Statisticians should not listen to talk radio or to anything on the Fox network. Those people who say that you can prove anything with statistics are mistaken. You can prove anything with statistics to people who don’t understand statistics. I think some of those same people you can prove anything to with a box of doughnuts.

So, last night we were listening to someone talking about  the health care debate and for the umpteenth time it was brought up that,

“If Obama’s bill passes, we’ll have socialized medicine, JUST LIKE IN CANADA!”

What’s with all the hating on Canada all of a sudden? Have these people ever been to Canada? They make it sound like it is full of health-care preventing unlicensed physicians looking to give lethal injections to your grandmother. Seriously, the scariest thing you can think of is that we’ll become Canadian?  Now, if they had some evidence that government health care (which, by the way, what do you think Medicare is) causes cold weather, I would vote against it.

However, the latest argument that really set me off was when someone pointed out on one of these shows,

You know, Canada actually has a life expectancy a couple of years longer than the U.S.”

[I verified this fact on that source of all knowledge, wikipedia.]

Did overweight, overpaid talk show host at this point stop and say,

“Oh, really?”

No, he did not. He said,

“Well, you can’t compare the two. The U.S. has a population ten times that of Canada. So, there are ten times more homicides, ten times more accidents.”

At this point I began yelling at the TV,

“YOU MORON! That would mean the absolute NUMBER of deaths due to those causes is higher. Don’t you know the difference between a frequency and a percentage?”

My husband, a.k.a. the calmest person in the world, as evidenced by his 12 years of marriage to me, said,

“Well, that must be conservative math. It must be different than liberal math.”

“There is no such thing! There is only math. That is why I specialized in statistics, for God’s sakes! So I wouldn’t have to have stupid arguments with people on whether the square root of the variance was the standard deviation in Tibetan culture or if it was a male chauvinist standard deviation. It just IS. If you have ten times as many people and ten times as many homicides, your rate of homicide is the SAME. Besides, we have way more homicides than Canada!”

This argument was settled by my husband making me a martini, with olives, and agreeing with me.

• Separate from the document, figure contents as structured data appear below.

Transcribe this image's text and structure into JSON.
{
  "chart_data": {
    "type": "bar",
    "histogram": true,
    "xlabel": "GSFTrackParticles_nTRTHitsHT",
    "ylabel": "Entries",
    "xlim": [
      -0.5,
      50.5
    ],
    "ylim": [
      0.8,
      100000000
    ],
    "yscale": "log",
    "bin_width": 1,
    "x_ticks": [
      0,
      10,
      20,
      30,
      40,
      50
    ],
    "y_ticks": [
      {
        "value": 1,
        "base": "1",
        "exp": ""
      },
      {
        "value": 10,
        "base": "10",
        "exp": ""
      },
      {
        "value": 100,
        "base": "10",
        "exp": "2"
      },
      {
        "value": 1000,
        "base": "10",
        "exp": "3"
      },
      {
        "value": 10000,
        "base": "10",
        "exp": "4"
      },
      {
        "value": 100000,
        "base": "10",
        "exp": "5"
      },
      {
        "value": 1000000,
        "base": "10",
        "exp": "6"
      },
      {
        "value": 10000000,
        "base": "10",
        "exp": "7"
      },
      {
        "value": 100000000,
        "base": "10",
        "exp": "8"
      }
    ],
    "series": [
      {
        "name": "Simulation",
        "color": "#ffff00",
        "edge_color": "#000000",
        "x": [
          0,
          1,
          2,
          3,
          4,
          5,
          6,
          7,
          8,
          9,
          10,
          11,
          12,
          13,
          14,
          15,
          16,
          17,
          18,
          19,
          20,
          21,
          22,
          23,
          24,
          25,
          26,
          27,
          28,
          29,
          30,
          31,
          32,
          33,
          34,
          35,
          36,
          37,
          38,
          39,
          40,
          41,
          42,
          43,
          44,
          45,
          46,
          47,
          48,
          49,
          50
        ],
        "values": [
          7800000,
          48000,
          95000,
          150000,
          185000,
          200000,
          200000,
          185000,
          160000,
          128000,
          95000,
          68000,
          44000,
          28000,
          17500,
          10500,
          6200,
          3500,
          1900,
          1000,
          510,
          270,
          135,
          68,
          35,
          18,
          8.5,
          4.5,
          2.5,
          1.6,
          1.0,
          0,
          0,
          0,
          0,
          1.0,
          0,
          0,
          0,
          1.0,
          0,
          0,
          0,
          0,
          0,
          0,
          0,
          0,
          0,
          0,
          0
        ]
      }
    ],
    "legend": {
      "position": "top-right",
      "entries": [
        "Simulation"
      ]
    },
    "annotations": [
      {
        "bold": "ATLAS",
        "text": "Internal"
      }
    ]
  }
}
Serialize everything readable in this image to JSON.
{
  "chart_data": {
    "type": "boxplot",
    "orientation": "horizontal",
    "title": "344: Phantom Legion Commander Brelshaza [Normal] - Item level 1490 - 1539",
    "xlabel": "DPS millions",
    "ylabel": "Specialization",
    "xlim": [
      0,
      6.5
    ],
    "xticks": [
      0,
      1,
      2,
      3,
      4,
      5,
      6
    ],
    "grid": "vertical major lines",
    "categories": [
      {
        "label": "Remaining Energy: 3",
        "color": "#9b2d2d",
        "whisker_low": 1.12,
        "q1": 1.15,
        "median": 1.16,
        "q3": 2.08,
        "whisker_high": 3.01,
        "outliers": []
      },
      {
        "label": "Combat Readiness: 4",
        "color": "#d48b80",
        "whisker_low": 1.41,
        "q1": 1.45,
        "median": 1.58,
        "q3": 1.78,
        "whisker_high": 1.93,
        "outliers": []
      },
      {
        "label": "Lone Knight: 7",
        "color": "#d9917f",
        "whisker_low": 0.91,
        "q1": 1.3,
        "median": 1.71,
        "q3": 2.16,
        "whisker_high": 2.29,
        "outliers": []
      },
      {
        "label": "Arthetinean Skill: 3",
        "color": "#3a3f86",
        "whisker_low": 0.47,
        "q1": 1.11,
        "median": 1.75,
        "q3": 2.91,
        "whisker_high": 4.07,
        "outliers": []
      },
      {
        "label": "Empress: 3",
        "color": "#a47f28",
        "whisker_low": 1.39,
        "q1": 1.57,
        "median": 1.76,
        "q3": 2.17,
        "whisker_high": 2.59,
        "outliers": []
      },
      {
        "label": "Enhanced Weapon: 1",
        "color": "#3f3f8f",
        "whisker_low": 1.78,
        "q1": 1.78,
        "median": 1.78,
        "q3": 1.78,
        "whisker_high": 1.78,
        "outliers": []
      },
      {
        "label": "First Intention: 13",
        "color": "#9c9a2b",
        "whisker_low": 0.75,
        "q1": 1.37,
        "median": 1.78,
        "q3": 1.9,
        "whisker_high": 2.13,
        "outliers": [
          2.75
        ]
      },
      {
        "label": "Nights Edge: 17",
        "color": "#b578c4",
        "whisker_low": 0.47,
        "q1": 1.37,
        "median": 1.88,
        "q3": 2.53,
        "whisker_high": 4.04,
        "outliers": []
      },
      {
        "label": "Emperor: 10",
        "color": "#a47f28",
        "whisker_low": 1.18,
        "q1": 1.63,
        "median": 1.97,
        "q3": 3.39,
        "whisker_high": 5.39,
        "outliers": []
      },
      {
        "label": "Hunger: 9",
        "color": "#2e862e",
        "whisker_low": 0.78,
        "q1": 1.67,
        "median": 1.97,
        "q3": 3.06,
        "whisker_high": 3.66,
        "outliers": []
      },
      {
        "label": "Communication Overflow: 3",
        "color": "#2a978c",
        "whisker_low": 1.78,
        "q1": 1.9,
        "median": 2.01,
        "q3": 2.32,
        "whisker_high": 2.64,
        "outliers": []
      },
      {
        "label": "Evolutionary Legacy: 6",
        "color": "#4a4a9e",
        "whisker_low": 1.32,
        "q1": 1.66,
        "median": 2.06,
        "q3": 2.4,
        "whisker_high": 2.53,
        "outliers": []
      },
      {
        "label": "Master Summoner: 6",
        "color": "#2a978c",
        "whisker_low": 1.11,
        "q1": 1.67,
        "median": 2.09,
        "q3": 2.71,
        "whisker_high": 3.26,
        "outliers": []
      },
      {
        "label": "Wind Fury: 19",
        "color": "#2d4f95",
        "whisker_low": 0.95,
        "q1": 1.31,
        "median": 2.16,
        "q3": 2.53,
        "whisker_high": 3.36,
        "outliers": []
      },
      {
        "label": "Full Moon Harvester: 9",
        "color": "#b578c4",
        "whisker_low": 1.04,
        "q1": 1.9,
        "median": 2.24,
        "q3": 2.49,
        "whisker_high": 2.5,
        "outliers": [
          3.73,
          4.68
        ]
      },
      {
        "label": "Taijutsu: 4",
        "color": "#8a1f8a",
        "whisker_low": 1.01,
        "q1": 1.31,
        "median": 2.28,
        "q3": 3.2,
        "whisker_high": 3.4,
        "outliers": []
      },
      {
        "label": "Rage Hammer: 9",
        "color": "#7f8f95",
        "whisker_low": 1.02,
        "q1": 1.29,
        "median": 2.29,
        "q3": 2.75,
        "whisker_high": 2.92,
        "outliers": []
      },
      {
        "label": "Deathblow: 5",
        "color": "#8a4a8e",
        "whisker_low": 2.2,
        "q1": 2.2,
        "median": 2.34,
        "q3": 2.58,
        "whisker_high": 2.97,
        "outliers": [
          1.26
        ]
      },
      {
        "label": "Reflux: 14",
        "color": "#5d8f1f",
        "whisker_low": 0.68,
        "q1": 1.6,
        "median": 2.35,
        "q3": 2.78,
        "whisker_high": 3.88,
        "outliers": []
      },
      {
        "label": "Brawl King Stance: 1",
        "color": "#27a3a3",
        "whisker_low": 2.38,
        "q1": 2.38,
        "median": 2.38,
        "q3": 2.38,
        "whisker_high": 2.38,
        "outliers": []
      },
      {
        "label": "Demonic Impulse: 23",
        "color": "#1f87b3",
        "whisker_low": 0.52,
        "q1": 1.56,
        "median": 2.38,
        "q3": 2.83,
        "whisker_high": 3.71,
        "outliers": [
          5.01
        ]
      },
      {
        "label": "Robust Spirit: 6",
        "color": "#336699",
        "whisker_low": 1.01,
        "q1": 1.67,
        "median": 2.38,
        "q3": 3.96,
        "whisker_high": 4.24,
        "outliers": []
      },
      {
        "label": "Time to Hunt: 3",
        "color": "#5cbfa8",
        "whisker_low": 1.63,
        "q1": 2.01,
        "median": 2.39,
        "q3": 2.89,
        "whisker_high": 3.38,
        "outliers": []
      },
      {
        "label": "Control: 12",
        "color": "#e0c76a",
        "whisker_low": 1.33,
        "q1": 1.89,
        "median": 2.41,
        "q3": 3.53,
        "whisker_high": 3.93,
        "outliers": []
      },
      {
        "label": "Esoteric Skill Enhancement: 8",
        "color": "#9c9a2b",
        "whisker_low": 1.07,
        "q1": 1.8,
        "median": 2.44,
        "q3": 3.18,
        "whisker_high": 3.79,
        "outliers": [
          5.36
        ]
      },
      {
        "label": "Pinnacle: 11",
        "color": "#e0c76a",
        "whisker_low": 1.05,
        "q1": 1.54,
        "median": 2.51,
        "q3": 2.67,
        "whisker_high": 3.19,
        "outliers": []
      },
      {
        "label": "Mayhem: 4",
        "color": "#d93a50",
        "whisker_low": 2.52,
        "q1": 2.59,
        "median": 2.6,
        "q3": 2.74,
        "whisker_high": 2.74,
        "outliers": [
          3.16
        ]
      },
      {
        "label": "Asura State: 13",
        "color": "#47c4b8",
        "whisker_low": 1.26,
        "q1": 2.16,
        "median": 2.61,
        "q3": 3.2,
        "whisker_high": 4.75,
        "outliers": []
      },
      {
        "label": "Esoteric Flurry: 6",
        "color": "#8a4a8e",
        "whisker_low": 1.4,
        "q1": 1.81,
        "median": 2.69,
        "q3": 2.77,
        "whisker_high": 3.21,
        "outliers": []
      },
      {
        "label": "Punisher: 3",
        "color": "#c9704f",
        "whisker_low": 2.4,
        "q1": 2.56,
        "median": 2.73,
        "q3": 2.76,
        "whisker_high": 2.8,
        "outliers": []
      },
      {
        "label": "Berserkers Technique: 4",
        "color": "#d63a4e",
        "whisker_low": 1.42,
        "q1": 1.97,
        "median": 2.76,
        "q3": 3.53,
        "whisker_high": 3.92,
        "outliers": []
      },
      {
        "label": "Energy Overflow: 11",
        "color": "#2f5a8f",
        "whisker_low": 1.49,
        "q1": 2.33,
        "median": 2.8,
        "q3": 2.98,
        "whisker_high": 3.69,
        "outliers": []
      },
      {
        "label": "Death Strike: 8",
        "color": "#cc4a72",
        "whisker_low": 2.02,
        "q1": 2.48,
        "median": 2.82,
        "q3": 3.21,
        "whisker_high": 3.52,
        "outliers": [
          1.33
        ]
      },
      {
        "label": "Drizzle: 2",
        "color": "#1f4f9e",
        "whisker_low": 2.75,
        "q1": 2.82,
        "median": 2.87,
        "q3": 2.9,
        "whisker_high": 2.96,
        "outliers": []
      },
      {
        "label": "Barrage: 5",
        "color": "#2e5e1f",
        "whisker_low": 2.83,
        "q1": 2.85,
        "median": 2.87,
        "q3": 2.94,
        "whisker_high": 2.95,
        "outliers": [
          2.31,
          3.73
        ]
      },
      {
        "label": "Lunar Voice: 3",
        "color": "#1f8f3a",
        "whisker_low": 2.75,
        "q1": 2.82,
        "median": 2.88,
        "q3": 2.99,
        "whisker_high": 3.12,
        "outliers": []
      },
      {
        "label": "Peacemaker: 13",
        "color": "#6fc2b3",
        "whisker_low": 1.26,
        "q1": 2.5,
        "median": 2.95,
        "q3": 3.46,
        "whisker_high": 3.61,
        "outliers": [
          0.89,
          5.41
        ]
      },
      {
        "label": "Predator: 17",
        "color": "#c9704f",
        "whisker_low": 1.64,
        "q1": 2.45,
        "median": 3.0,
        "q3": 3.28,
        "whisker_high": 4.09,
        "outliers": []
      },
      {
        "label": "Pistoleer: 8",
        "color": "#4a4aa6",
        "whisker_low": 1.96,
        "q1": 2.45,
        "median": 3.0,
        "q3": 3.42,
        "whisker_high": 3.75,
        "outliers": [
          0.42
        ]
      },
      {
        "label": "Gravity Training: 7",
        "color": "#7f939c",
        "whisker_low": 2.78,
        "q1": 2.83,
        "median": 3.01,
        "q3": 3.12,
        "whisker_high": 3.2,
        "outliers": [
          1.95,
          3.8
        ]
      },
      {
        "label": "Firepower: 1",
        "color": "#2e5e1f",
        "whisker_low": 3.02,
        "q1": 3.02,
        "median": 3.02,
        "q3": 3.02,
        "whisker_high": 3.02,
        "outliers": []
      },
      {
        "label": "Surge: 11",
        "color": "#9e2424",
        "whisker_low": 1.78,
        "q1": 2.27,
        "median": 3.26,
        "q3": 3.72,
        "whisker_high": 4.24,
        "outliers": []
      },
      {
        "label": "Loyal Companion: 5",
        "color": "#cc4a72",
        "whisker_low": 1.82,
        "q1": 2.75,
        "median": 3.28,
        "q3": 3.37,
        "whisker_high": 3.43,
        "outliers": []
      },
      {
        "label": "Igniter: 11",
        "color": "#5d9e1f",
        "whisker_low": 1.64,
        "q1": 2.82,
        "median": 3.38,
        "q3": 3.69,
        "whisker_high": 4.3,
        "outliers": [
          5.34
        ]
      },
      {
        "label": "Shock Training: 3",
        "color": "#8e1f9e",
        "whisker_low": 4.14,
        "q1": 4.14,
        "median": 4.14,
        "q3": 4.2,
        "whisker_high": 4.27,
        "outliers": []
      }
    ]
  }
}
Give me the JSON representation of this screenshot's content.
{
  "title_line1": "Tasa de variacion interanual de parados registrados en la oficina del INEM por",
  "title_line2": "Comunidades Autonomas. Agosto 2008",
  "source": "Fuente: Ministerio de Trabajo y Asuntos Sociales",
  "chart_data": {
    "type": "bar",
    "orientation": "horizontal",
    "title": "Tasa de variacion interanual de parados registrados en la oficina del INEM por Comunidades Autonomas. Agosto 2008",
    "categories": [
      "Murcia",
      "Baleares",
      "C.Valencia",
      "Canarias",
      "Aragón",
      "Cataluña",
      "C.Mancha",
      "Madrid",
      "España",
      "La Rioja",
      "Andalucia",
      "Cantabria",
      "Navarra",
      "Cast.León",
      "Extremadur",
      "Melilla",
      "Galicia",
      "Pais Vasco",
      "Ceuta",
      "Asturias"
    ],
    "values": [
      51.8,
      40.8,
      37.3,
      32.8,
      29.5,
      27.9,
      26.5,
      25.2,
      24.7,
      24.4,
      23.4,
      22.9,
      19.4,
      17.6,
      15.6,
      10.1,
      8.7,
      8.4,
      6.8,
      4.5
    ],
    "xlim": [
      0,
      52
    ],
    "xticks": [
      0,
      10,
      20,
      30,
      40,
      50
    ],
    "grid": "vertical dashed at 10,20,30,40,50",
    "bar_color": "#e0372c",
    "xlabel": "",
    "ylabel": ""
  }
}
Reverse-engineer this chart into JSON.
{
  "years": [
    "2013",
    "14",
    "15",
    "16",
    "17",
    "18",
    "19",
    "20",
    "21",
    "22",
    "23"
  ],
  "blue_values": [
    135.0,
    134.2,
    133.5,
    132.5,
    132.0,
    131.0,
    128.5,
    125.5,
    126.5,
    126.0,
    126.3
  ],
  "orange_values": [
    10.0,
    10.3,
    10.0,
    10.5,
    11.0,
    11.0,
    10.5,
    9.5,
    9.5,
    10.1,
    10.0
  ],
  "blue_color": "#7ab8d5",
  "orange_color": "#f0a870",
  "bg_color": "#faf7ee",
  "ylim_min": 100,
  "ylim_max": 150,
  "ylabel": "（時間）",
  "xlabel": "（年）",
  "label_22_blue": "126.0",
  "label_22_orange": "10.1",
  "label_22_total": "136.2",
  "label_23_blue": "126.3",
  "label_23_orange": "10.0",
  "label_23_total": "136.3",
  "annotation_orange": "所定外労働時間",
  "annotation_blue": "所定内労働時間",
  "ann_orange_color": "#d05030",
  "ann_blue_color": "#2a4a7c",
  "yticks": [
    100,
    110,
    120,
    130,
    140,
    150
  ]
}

By the way, what is it with all this Canada-bashing all of a sudden. It used to be that high on the list of “stuff white people like” was threatening to move to Canada. I noticed that all of these conservative math advocates are white. Where are they going to threaten to move to now?

Jul

16

Being a Type-AAA personality,  in addition to running the Julia Group, I have a ‘day job’ as a statistical consultant at a university where the communications people shudder as they walk by me. (I love the title of the book Molly Ivins Can’t Say That Can She? Simply because it reminds me of the reactions I get just going through life.) Hence, this blog is hosted by The Julia Group as Julia could care less what I say as long as I pay her phone bill enabling an unending stream of text messages to everyone short of God, whose cell phone number she has been unable to learn – yet.

Oh, speaking of The Julia Group, we’re booked through September, 2010. I am doing as much work as I want to do and I am not interested in hiring you and getting more work for you to do. Don’t call me or ask me to be your friend on linked in or any of those things. If you do need statistical consulting after September, 2010, though, look me up.

Where we were – oh yes, statistical consulting at the university. Much of job entails telling, or at least hinting, things to people that they don’t want to know. Before that I was a professor teaching statistics to people who didn’t want to learn it.

A nice part of my job, though, is I get paid to read books and look things up on the Internet. As my grandmother told me about my post-doctoral research, which was essentially the same thing, with some journal article writing thrown in, and at much lower pay,

“Mija, reading books and talking about them is not a job. It is what people do after their job to relax. You better go back to whoever hired you at that university and ask. There’s got to be more to it than that.”

Here is one thing people don’t want to know – when you glance at your data, find two groups have a substantially different mean and then do a planned comparison as if those are the only two groups you ever thought of comparing, what you have REALLY done statistically speaking is all possible pairwise comparisons and then selected out the two groups that were different. You really ought to use the Tukey or other test that does all possible comparisons, suck it up and take the error rate and level of significance that goes with what you really did. The fact that you ‘eyeballed’ it versus running the Tukey first doesn’t change anything.

But you’re not going to listen to me, are you? No-o-o , you are going to go ahead and do a t-test between those two groups aren’t you? Fine! Don’t say I didn’t warn you.

On a positive note, though, when I run across a website that talks about statistics, it is like finding a friend. Yesterday, I was looking for a book on statistics with SPSS and I found 42 “Introduction to — ” and “Getting started with — ” all the way back for 12 versions. I cannot imagine what I need less than a book entitled “Getting started with SPSS 8.0”.  A mushroom brush, maybe?

So, I was very happy to find this website by David Howell where he discussed multiple comparisons with repeated measures, among other things.  It wasn’t what I was looking for, really, but I think most of what I have learned in life occurred when I was actually looking for something else.